Chapter 47

In Captivity

“… he had promised this and he had promised that …”

Jane Austen, Persuasion

Rosalind beat frantically against the locked door.

“Help!” she screamed. “Someone! Anyone! Please! Please!” She hammered her fists against the chipped planks and sobbed. “Please!”

“Hey!” shouted Adam helpfully. “Hey there!”

“Help me!” wailed Rosalind. She gestured to Adam and pursed her lips. He understood the signal, and blew out the candle, plunging the room into darkness.

Rosalind flattened both hands against the door, making a great show of pressing herself desperately against it. And she listened.

There. Footsteps down below. One step. No voices, though, at least none that she could hear.

One, two, three … Rosalind counted off the seconds steadily. … Ten … eleven …

The footsteps moved from floorboards to the stairs. … Twenty-one, Rosalind counted, twenty-two, twenty-three …

Now the steps sounded against the boards right outside their door. Rosalind sobbed several times, for effect. This was answered by the ragged scrape of the lock opening. Rosalind jumped back. The door swung inward.

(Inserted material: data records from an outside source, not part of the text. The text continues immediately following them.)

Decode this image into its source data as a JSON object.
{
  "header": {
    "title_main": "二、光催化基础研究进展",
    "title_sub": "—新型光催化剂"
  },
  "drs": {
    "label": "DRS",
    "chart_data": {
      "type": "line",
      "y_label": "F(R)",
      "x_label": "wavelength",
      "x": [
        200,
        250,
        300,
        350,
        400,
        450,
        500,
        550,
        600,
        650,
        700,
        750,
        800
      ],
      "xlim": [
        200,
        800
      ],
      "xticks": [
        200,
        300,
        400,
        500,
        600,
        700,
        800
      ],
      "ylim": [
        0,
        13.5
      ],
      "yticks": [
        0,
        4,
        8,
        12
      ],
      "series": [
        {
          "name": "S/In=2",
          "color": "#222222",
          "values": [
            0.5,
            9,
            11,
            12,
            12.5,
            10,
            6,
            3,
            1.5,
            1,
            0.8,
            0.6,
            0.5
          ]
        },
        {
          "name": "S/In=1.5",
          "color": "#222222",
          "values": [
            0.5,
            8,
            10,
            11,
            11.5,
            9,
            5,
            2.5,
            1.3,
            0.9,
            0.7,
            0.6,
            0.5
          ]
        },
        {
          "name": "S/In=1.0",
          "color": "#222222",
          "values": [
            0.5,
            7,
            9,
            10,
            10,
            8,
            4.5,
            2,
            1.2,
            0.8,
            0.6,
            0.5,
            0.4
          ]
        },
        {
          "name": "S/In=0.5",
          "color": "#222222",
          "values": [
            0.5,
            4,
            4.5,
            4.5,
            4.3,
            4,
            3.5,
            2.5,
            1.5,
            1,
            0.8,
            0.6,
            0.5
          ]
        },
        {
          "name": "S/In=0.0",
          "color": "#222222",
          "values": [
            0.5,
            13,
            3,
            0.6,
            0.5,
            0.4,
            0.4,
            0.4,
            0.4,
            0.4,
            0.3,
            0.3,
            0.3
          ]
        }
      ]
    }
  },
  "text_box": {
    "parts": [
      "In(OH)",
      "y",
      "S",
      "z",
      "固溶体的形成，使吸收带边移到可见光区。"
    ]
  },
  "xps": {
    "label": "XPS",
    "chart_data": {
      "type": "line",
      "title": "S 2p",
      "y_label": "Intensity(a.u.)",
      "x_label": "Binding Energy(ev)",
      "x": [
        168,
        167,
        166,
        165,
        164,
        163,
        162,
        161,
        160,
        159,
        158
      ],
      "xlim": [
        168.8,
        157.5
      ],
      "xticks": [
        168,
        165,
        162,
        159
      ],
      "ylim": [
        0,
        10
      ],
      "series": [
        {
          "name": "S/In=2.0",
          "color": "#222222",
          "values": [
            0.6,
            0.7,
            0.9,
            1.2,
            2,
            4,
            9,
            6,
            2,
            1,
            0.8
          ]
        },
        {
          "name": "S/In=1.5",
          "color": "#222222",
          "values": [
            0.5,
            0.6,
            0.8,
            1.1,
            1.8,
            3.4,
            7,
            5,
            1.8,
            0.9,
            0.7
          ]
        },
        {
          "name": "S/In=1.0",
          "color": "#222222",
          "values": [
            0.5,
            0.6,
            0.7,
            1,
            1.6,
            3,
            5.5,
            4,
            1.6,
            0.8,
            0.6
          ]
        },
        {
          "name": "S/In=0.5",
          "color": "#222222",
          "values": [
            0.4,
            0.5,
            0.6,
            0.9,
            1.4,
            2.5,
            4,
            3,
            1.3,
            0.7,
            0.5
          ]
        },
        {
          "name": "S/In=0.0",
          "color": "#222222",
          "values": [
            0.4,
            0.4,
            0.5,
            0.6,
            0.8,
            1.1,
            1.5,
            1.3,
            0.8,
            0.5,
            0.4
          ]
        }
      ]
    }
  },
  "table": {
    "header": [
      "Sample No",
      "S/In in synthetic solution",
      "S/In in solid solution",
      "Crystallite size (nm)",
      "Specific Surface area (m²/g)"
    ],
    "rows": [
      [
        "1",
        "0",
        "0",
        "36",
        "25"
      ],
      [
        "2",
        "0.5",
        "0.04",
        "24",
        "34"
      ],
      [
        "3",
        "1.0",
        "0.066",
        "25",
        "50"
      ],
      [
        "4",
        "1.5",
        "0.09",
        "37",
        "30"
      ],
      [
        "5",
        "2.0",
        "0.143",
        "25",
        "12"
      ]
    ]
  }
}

It was Mr. Spence. He had his knife out, and held low, and pointed directly at Rosalind.

“I, I’m sorry,” Rosalind gasped, and backed away slowly. She wiped at her face as if brushing away tears. “The candle went out. I do not … I don’t like the dark,” she whispered. For good measure, she gulped and wiped at her cheeks again.

Spence gaped at her. Then he burst out laughing and tucked the knife into his belt. Rosalind felt her cheeks burn.

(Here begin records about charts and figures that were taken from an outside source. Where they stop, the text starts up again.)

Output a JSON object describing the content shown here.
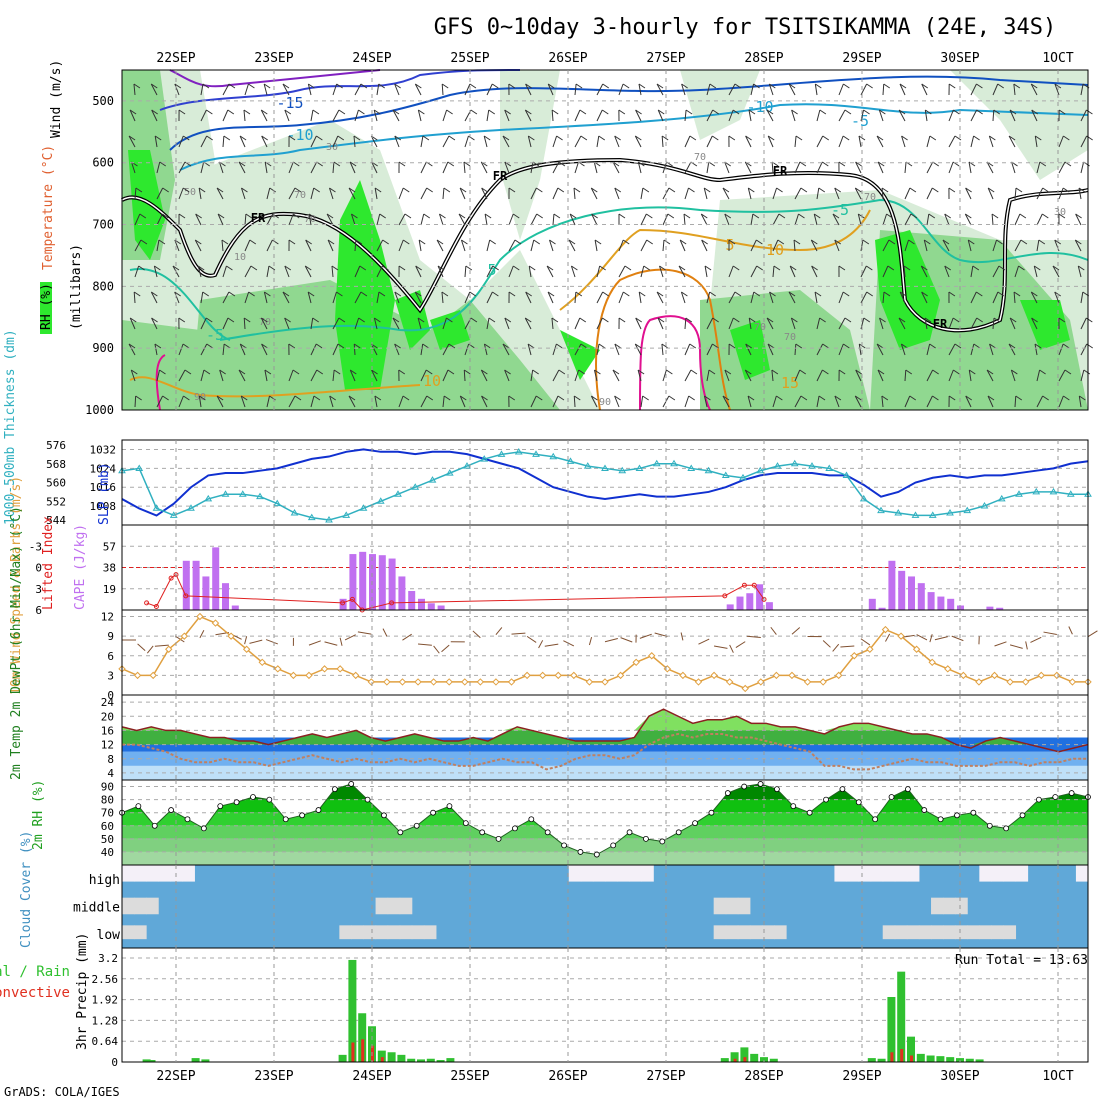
{
  "title": "GFS 0~10day 3-hourly for TSITSIKAMMA (24E, 34S)",
  "footer": "GrADS: COLA/IGES",
  "colors": {
    "rh_green": "#2ee82e",
    "rh_light": "#d8ecd8",
    "slp": "#1030d0",
    "thickness": "#30b0c0",
    "cape": "#c070f0",
    "lifted_index": "#e02020",
    "wind_speed": "#e0a040",
    "cloud": "#60a8d8",
    "precip_total": "#30c030",
    "precip_convective": "#e03020"
  },
  "chart_data": [
    {
      "name": "upper-air-cross-section",
      "type": "heatmap",
      "days": [
        "22SEP",
        "23SEP",
        "24SEP",
        "25SEP",
        "26SEP",
        "27SEP",
        "28SEP",
        "29SEP",
        "30SEP",
        "1OCT"
      ],
      "yticks": [
        "500",
        "600",
        "700",
        "800",
        "900",
        "1000"
      ],
      "ylabel": "(millibars)",
      "legend_labels": {
        "rh": "RH (%)",
        "temperature": "Temperature (°C)",
        "wind": "Wind (m/s)"
      },
      "freezing_label": "FR",
      "temperature_contour_labels": [
        "-15",
        "-10",
        "-10",
        "-5",
        "-5",
        "-5",
        "5",
        "5",
        "10",
        "10",
        "15"
      ],
      "rh_contour_labels": [
        "30",
        "70",
        "10",
        "70",
        "70",
        "50",
        "70",
        "30",
        "70",
        "70",
        "70",
        "90",
        "90",
        "70"
      ],
      "ylim": [
        450,
        1000
      ]
    },
    {
      "name": "slp-thickness",
      "type": "line",
      "ylabel_left": "1000-500mb Thickness (dm)",
      "ylabel_right": "SLP (mb)",
      "thickness_ticks": [
        "544",
        "552",
        "560",
        "568",
        "576"
      ],
      "slp_ticks": [
        "1008",
        "1016",
        "1024",
        "1032"
      ],
      "slp": [
        1011,
        1007,
        1004,
        1009,
        1016,
        1021,
        1022,
        1022,
        1023,
        1024,
        1026,
        1028,
        1029,
        1031,
        1032,
        1031,
        1031,
        1030,
        1031,
        1031,
        1030,
        1028,
        1026,
        1024,
        1020,
        1016,
        1014,
        1012,
        1011,
        1012,
        1013,
        1012,
        1012,
        1013,
        1014,
        1016,
        1019,
        1021,
        1022,
        1022,
        1022,
        1021,
        1021,
        1017,
        1012,
        1014,
        1018,
        1020,
        1021,
        1020,
        1021,
        1021,
        1022,
        1023,
        1024,
        1026,
        1027
      ],
      "thickness": [
        565,
        566,
        549,
        546,
        549,
        553,
        555,
        555,
        554,
        551,
        547,
        545,
        544,
        546,
        549,
        552,
        555,
        558,
        561,
        564,
        567,
        570,
        572,
        573,
        572,
        571,
        569,
        567,
        566,
        565,
        566,
        568,
        568,
        566,
        565,
        563,
        562,
        565,
        567,
        568,
        567,
        566,
        563,
        553,
        548,
        547,
        546,
        546,
        547,
        548,
        550,
        553,
        555,
        556,
        556,
        555,
        555
      ],
      "ylim_slp": [
        1000,
        1036
      ],
      "ylim_thickness": [
        544,
        576
      ]
    },
    {
      "name": "cape-lifted-index",
      "type": "bar",
      "ylabel_left": "Lifted Index",
      "ylabel_right": "CAPE (J/kg)",
      "li_ticks": [
        "-3",
        "0",
        "3",
        "6"
      ],
      "cape_ticks": [
        "19",
        "38",
        "57"
      ],
      "ylim_cape": [
        0,
        76
      ],
      "ylim_li": [
        6,
        -6
      ],
      "cape": [
        [
          22.05,
          0
        ],
        [
          22.1,
          44
        ],
        [
          22.2,
          44
        ],
        [
          22.3,
          30
        ],
        [
          22.4,
          56
        ],
        [
          22.5,
          24
        ],
        [
          22.6,
          4
        ],
        [
          23.7,
          10
        ],
        [
          23.8,
          50
        ],
        [
          23.9,
          52
        ],
        [
          24.0,
          50
        ],
        [
          24.1,
          49
        ],
        [
          24.2,
          46
        ],
        [
          24.3,
          30
        ],
        [
          24.4,
          17
        ],
        [
          24.5,
          10
        ],
        [
          24.6,
          6
        ],
        [
          24.7,
          4
        ],
        [
          27.65,
          5
        ],
        [
          27.75,
          12
        ],
        [
          27.85,
          15
        ],
        [
          27.95,
          23
        ],
        [
          28.05,
          7
        ],
        [
          29.1,
          10
        ],
        [
          29.2,
          2
        ],
        [
          29.3,
          44
        ],
        [
          29.4,
          35
        ],
        [
          29.5,
          30
        ],
        [
          29.6,
          24
        ],
        [
          29.7,
          16
        ],
        [
          29.8,
          12
        ],
        [
          29.9,
          10
        ],
        [
          30.0,
          4
        ],
        [
          30.3,
          3
        ],
        [
          30.4,
          2
        ]
      ],
      "lifted_index": [
        [
          21.7,
          5
        ],
        [
          21.8,
          5.5
        ],
        [
          21.95,
          1.5
        ],
        [
          22.0,
          1
        ],
        [
          22.1,
          4
        ],
        [
          23.7,
          5
        ],
        [
          23.8,
          4.5
        ],
        [
          23.9,
          6
        ],
        [
          24.2,
          5
        ],
        [
          27.6,
          4
        ],
        [
          27.8,
          2.5
        ],
        [
          27.9,
          2.5
        ],
        [
          28.0,
          4.5
        ]
      ]
    },
    {
      "name": "wind-10m",
      "type": "line",
      "ylabel": "10m Wind Speed & Barbs (m/s)",
      "yticks": [
        "0",
        "3",
        "6",
        "9",
        "12"
      ],
      "ylim": [
        0,
        13
      ],
      "speed": [
        4,
        3,
        3,
        7,
        9,
        12,
        11,
        9,
        7,
        5,
        4,
        3,
        3,
        4,
        4,
        3,
        2,
        2,
        2,
        2,
        2,
        2,
        2,
        2,
        2,
        2,
        3,
        3,
        3,
        3,
        2,
        2,
        3,
        5,
        6,
        4,
        3,
        2,
        3,
        2,
        1,
        2,
        3,
        3,
        2,
        2,
        3,
        6,
        7,
        10,
        9,
        7,
        5,
        4,
        3,
        2,
        3,
        2,
        2,
        3,
        3,
        2,
        2
      ]
    },
    {
      "name": "temperature-2m",
      "type": "area",
      "ylabel": "2m Temp 2m DewPt (6hr Min/Max) (°C)",
      "yticks": [
        "4",
        "8",
        "12",
        "16",
        "20",
        "24"
      ],
      "ylim": [
        2,
        26
      ],
      "temp": [
        17,
        16,
        17,
        16,
        16,
        15,
        14,
        14,
        13,
        13,
        12,
        13,
        14,
        15,
        14,
        15,
        16,
        14,
        13,
        14,
        15,
        14,
        13,
        13,
        14,
        13,
        15,
        17,
        16,
        15,
        14,
        13,
        13,
        13,
        13,
        14,
        20,
        22,
        20,
        18,
        19,
        19,
        20,
        18,
        18,
        17,
        17,
        16,
        15,
        17,
        18,
        18,
        17,
        16,
        15,
        15,
        14,
        12,
        11,
        13,
        14,
        13,
        12,
        11,
        10,
        11,
        12
      ],
      "dewpoint": [
        12,
        12,
        11,
        10,
        8,
        7,
        7,
        8,
        7,
        7,
        6,
        7,
        8,
        9,
        8,
        7,
        8,
        7,
        7,
        8,
        7,
        8,
        7,
        6,
        6,
        7,
        8,
        7,
        7,
        5,
        6,
        8,
        9,
        9,
        8,
        9,
        12,
        14,
        15,
        14,
        15,
        15,
        14,
        14,
        13,
        12,
        11,
        10,
        6,
        6,
        5,
        5,
        6,
        7,
        8,
        7,
        7,
        6,
        6,
        6,
        7,
        7,
        6,
        7,
        7,
        8,
        8
      ]
    },
    {
      "name": "rh-2m",
      "type": "area",
      "ylabel": "2m RH (%)",
      "yticks": [
        "40",
        "50",
        "60",
        "70",
        "80",
        "90"
      ],
      "ylim": [
        30,
        95
      ],
      "rh": [
        70,
        75,
        60,
        72,
        65,
        58,
        75,
        78,
        82,
        80,
        65,
        68,
        72,
        88,
        92,
        80,
        68,
        55,
        60,
        70,
        75,
        62,
        55,
        50,
        58,
        65,
        55,
        45,
        40,
        38,
        45,
        55,
        50,
        48,
        55,
        62,
        70,
        85,
        90,
        92,
        88,
        75,
        70,
        80,
        88,
        78,
        65,
        82,
        88,
        72,
        65,
        68,
        70,
        60,
        58,
        68,
        80,
        82,
        85,
        82
      ]
    },
    {
      "name": "cloud-cover",
      "type": "heatmap",
      "ylabel": "Cloud Cover (%)",
      "levels": [
        "high",
        "middle",
        "low"
      ]
    },
    {
      "name": "precipitation",
      "type": "bar",
      "ylabel": "3hr Precip (mm)",
      "legend_left": "Total / Rain",
      "legend_left2": "Convective",
      "run_total": "Run Total = 13.63",
      "yticks": [
        "0",
        "0.64",
        "1.28",
        "1.92",
        "2.56",
        "3.2"
      ],
      "ylim": [
        0,
        3.2
      ],
      "total": [
        [
          21.7,
          0.08
        ],
        [
          21.75,
          0.06
        ],
        [
          22.2,
          0.12
        ],
        [
          22.3,
          0.08
        ],
        [
          23.7,
          0.22
        ],
        [
          23.8,
          3.14
        ],
        [
          23.9,
          1.5
        ],
        [
          24.0,
          1.1
        ],
        [
          24.1,
          0.35
        ],
        [
          24.2,
          0.3
        ],
        [
          24.3,
          0.22
        ],
        [
          24.4,
          0.1
        ],
        [
          24.5,
          0.08
        ],
        [
          24.6,
          0.1
        ],
        [
          24.7,
          0.06
        ],
        [
          24.8,
          0.12
        ],
        [
          27.6,
          0.12
        ],
        [
          27.7,
          0.3
        ],
        [
          27.8,
          0.45
        ],
        [
          27.9,
          0.25
        ],
        [
          28.0,
          0.15
        ],
        [
          28.1,
          0.1
        ],
        [
          29.1,
          0.12
        ],
        [
          29.2,
          0.1
        ],
        [
          29.3,
          2.0
        ],
        [
          29.4,
          2.78
        ],
        [
          29.5,
          0.78
        ],
        [
          29.6,
          0.25
        ],
        [
          29.7,
          0.2
        ],
        [
          29.8,
          0.18
        ],
        [
          29.9,
          0.15
        ],
        [
          30.0,
          0.12
        ],
        [
          30.1,
          0.1
        ],
        [
          30.2,
          0.08
        ]
      ],
      "convective": [
        [
          23.8,
          0.6
        ],
        [
          23.9,
          0.7
        ],
        [
          24.0,
          0.5
        ],
        [
          24.1,
          0.15
        ],
        [
          27.7,
          0.1
        ],
        [
          27.8,
          0.15
        ],
        [
          29.3,
          0.3
        ],
        [
          29.4,
          0.4
        ],
        [
          29.5,
          0.2
        ]
      ]
    }
  ]
}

“And this is the fearsome Miss Thorne they’ve all been so scared of!” Spence shoved his hand in his pocket and brought out a tinder box. “Well, you bring the candle here, missy. You—” He glowered at Adam. “You stay well back!”

Adam retreated to the far wall. Rosalind came forward doing her best to look timid, and perhaps even grateful, although she suspected she mostly looked like she was about to be sick. She held out the candle in its holder, and let her hand shake a little to put the seal on the performance.

Spence snorted.

“There’s no need to keep on with this, Spence,” said Adam.

“Sad to say, there is.” Spence plied flint and steel over the candle’s wick. “We’ve gone too far to do aught else. Would have thought you’d’ve noticed that, Harkness. You’ve a reputation as a clever man.” At last, the wick caught and the candle’s flame blossomed.

“You know you’ve already been cheated out of most of your take on this,” said Adam.

“Aye,” he answered flatly.

“So why keep your neck in the noose?”

“’Cuz I got no choice. That money’s gone, and if we don’t do something, it ain’t comin’ back.

Now,” he tucked the box away. “As Miss Kinsdale is otherwise occupied, you and me is going to have a little chat.” He rested his right hand lightly on the knife’s hilt and looked right through Rosalind as if she no longer mattered.

“Usually, I’m a patient man, Harkness,” he said.

“I’ll allow that circumstances is bad, and a lady is entitled to a fuss.

Once.” He tapped his index finger once against the knife.

“Next time, I’m taking your lady friend away with me, and you can just sit and wonder what may be happening to her.

Any trouble after that, and I’m killing her, or maybe I’m killing you.

We’ll have to see. So, you can risk both your necks by making trouble, or you can sit quiet and wait and let this all be over soon.

You understand me?” Now Spence looked at her, and his eyes were cold.

But as Rosalind met his gaze, she saw fear there as well.

“Yes,” she whispered. “Yes, I do.”

“Good then.”

He left them, and locked the door.

Rosalind drew herself up and glared at the door. A series of entirely shocking phrases and assessments paraded through her mind.

“So,” remarked Adam. “We are left with a door that opens inward, we have our hands free, and with our warders anywhere from thirty seconds to a minute away, and down at least one flight of stairs. I think I should be offended they think so little of my reputation.”

“I believe I’m the one who should be offended,” said Rosalind crisply. “You will notice he did not once suggest I might be capable of leading our escape.”

“Yes, I did notice and will be offended on your behalf, as soon as there’s an opportunity.”

“What should we do?”

“We should wait until dark,” said Adam. “And in the meantime, we should be very careful with that candle.”